Pediatric Intensive Care Unit (PICU)
Working with our Pediatric Intensivist and Pediatric Cardiology staff to care for critically ill infants and children in our pediatric ICU. Patients include those with medical illness, pediatric cardiology and critically injured pediatric trauma patients.
One month rotation as a PGY-3 in the ED serving as a teacher and resource to the medical students and off-service interns. Resident will also present a series of talks covering basic ED topics to medical students and rotating residents.
Work with our Toxicologists and staff at the poison center to learn the management of toxicological emergencies.

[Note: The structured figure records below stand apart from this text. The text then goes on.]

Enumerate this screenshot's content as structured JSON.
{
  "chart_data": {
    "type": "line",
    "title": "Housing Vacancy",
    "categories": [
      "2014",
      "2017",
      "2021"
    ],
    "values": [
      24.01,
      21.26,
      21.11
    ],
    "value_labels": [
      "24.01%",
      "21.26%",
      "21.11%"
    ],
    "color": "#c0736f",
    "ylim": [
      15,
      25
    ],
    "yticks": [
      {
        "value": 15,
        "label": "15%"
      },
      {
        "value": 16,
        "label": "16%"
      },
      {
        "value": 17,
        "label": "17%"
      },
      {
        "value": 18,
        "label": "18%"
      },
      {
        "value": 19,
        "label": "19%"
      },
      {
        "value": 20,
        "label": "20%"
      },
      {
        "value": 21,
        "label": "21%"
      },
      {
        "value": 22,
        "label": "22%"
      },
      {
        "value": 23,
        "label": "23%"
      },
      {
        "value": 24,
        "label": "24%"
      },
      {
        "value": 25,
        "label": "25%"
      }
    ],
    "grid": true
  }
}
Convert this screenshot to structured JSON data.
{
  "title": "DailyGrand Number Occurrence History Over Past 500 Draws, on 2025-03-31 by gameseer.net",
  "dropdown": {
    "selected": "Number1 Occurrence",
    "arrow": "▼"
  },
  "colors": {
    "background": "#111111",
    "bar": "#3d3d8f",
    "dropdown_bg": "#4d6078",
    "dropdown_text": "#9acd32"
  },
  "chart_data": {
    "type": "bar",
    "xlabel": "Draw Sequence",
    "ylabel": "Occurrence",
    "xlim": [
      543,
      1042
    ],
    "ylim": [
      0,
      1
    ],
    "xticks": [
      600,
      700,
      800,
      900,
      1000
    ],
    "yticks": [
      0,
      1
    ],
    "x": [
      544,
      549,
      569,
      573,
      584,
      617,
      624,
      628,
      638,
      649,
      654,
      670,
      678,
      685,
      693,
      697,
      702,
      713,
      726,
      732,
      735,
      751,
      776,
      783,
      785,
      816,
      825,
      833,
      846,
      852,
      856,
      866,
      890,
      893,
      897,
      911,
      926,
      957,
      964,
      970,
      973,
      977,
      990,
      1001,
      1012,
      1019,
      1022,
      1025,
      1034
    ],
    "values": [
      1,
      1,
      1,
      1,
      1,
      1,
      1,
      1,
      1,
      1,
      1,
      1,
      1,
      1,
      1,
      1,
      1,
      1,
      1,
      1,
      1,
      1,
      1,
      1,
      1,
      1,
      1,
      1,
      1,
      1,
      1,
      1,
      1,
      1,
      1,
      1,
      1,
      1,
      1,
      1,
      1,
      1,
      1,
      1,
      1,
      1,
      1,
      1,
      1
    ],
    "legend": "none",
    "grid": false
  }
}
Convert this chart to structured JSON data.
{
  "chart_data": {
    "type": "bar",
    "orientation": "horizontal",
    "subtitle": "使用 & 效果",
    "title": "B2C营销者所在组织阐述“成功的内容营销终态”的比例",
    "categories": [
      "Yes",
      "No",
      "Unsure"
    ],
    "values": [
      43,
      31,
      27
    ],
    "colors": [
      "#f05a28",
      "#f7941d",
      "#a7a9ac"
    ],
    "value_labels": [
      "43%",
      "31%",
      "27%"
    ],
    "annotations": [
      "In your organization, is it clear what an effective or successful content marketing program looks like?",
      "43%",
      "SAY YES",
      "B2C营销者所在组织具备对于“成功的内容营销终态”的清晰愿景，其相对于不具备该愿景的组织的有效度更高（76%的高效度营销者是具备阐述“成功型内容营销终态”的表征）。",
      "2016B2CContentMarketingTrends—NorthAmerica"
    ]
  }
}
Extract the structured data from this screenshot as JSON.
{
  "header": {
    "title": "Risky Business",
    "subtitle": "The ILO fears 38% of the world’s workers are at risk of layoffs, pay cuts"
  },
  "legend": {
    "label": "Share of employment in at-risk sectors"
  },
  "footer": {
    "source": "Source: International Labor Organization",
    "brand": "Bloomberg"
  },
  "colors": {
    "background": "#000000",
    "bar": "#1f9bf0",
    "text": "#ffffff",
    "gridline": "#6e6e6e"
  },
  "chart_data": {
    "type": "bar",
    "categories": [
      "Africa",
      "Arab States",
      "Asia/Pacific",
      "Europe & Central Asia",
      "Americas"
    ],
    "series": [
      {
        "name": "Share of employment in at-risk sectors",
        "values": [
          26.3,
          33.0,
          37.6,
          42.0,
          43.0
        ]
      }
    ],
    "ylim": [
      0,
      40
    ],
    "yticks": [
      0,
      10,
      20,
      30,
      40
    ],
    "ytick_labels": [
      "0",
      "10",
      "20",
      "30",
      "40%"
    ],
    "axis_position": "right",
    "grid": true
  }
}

Work with the trauma team in the initial assessment and management of trauma patients in the ED, and follow their care throughout their hospital stay. Develop skills in trauma procedures including tube thoracostomy, central access, and wound closure and management.
Trauma/Surgical Critical Care
Care for critically ill trauma and surgical patients in the intensive care unit. Includes management of neurosurgical, cardiothoracic surgery, general surgery, and major trauma patients. Develop skills in critical care procedures including intubation, central IV access, tube thoracostomy, tracheostomy placement, and arterial lines.